Now the real work begins. It's one thing to have a ton of ideas, but now you have to structure them, weave them into a masterpiece. Things can happen during this process. New ideas pop up that may require rewriting entire chapters or adding entirely new story threads. Characters that were intended as supporting cast may insist on taking center stage. There are all kinds of wonderful, unexpected turns that happen during the novel-writing process.

But now you have a problem. Those first few pages that launched this whole project--the beginning you'd scribbled down so fervently months before--just doesn't seem to work anymore. The tone seems off now that you have a different ending, and doesn't the dialogue seem a little stiff now that you've had 200 pages to nail your characters' voices? 

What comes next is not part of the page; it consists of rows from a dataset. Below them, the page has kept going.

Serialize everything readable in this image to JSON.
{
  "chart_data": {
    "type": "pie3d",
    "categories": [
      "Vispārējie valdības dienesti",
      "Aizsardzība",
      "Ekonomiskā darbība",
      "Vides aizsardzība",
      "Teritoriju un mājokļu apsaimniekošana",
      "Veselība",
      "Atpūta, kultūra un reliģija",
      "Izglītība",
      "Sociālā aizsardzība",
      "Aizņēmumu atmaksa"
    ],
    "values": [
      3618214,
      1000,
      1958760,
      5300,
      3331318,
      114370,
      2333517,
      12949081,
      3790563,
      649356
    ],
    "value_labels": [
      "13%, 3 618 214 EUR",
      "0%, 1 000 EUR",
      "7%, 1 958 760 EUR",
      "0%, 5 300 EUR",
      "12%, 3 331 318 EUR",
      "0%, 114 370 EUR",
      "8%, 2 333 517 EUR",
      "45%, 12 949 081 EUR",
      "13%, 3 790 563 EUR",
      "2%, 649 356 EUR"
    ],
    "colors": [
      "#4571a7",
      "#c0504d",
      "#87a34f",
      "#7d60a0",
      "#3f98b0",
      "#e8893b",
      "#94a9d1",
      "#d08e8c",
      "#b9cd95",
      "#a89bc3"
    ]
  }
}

But this was THE beginning. The one that set you on this whole crazy undertaking that is writing a novel. It was love at first "write" and you've read those words over to yourself so many times that you could probably recite it from memory. Why mess with a good thing?

Sometimes we become blind to whether something we wrote actually works, or if we are so used to seeing it on the page month after month that it never occurs to us that there may be a need for improvement. And when there are months of brainstorming, writing, rewriting, and rewriting again between page 1 and page 200, the answer is almost always that there is room for improvement. The question is whether the problems can be fixed with some mere retooling, or if we have to let go completely and start from scratch. That's when we need to take a step back and look at it with a fresh and objective eye.

And hopefully, things will become a little clearer.